There he saw the three times fifty young lads of the Boy’s Troop playing a game of hurling. Without hesitating, Setanta flung himself right into the middle of it, caught up the ball, and kept it in between his ankle and his knee. Nobody could take the ball off him, and he scored a goal. Now, the Boy’s Troop were not best pleased with this stranger who had come unannounced and spoiled their game, so all at once they attacked him! The fight went raging up and down the pitch, and the shouts were heard from one end of Emain Macha to the other. Conchubar Mac Neasa was playing chess with Fergus Mac Roigh, and they heard this terrible noise, and they said to one another “They Boy’s Troop have caught hold of some misfortunate, and they are killing him!” So the two of them rushed down to the playing field to find Setanta, holding his own against the whole of the Boy’s Troop.
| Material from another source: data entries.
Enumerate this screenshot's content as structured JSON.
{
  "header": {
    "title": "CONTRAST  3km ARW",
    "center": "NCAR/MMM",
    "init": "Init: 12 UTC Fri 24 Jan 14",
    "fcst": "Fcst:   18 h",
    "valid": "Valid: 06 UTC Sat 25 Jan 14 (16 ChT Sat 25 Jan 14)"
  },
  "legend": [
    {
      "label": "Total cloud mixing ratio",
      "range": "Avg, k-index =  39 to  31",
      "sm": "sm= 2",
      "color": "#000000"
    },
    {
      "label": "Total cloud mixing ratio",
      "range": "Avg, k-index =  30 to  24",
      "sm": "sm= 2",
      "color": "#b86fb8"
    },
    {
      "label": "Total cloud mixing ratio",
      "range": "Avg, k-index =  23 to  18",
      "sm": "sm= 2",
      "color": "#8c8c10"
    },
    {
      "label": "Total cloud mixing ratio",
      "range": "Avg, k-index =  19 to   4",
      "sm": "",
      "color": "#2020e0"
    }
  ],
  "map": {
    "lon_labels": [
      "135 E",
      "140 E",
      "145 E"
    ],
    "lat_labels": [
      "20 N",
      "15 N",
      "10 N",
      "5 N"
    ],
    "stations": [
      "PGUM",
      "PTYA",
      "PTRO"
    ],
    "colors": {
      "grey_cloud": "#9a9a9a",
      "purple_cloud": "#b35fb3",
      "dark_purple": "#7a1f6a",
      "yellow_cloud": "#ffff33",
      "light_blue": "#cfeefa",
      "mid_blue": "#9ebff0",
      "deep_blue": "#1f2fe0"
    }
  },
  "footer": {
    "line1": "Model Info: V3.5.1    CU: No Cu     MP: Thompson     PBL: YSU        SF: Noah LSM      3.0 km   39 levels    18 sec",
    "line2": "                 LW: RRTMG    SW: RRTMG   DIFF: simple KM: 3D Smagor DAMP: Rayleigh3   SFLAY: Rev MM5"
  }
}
Conchubar called a halt to the proceedings, and managed to calm everyone down. He recognized Setanta, his sister’s son, and he reprimanded him. “Do you not know the proper protocol you must follow with the Boy’s Troop?” he said, “You must introduce yourself, and ask them to take you under their protection, that way they’ll be honour-bound not to attack you. For they’re well within their rights to attack any stranger that comes to Emain Macha, who does not follow this protocol.”
Setanta said he hadn’t known, and he asked them properly would they take him under their protection, and the Boy’s Troop said yes, and all seemed to be fine, but then Setanta took up his hurley and started lashing the other boys with it, as hard as he could, and laying them out on the grass. Conchubar was shocked, and cried out to him to stop at once! Setanta said, “Well, I had to ask for their protection, but I think they are the ones who need protection from me.” So the Boy’s Troop, all three times fifty of them, had to line up and one by one they told Setanta their names and asked him to take them under his protection. And he said yes, and yes and yes, and that was how Setanta became the youngest member of the Boy’s Troop of Emain Macha.